The PSP runs your bundle through QuickJS (Bellard 2025, ~ES2023). QuickJS supports Proxy, WeakMap, WeakRef, FinalizationRegistry, and logical assignment, but it is missing setTimeout, MessageChannel, and performance. A polyfill provides queueMicrotask via Promise.resolve().then() for the basic microtask case. As a result, certain Solid APIs that rely on the scheduler are off-limits on PSP and produce a hard compile error if imported:
Banned importReason
createResourceRequires async scheduling (no setTimeout)
useTransitionRequires concurrent scheduling
startTransitionSame
Use signals + createEffect for reactive data fetching, and animate() from @pocketjs/framework/animation for motion. These patterns work identically across PSP, browser, and headless Bun.

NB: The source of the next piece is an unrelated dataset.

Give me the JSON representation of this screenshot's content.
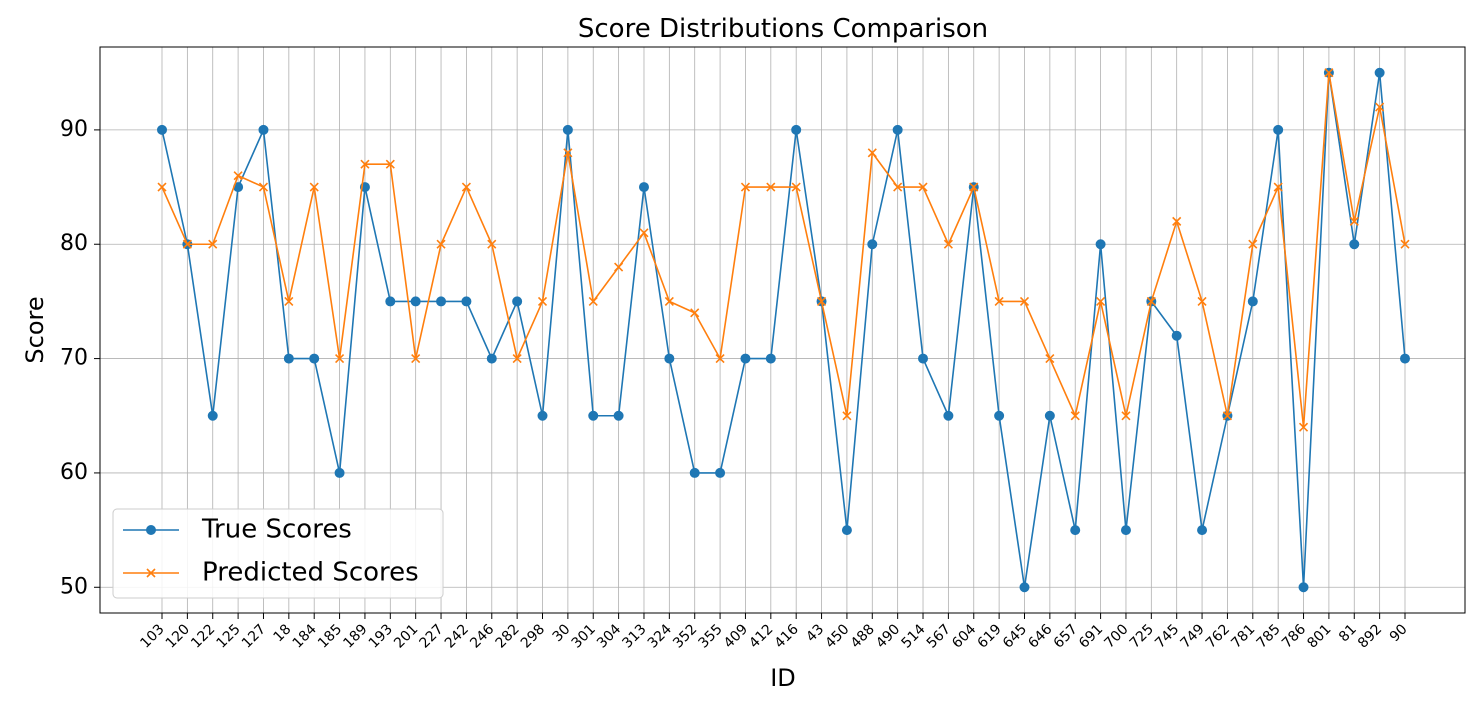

The compiler throws a code frame error — not a warning — if any of these are imported from solid-js. This is intentional: a miscompile that silently no-ops on the PSP is far harder to debug than a build failure. If you are targeting browser-only builds, you can suppress specific checks via --no-config and a custom entry point, but the PSP EBOOT build will always enforce them.

What stays the same across both frameworks

Switching from Solid to Vue Vapor (or back) does not change:
  • The Rust no_std core, taffy layout engine, and sceGu backend
  • The Tailwind-subset compiler and generated styles.generated.ts
  • Font atlas baking and the baked charset
  • The .pak container format and its ui:styles, ui:font.*, ui:img.* entries
  • Host detection and the HostOps interface
  • The input and focus manager
  • The overlay root and portal mechanism
  • The animation API (animate(), spring())
  • The PSP EBOOT build pipeline
  • Every component in @pocketjs/framework/components
  • The browser dev host and PPSSPP capture path
The only thing that changes is the JS component/reactivity layer and the renderer adapter that bridges it to the native tree.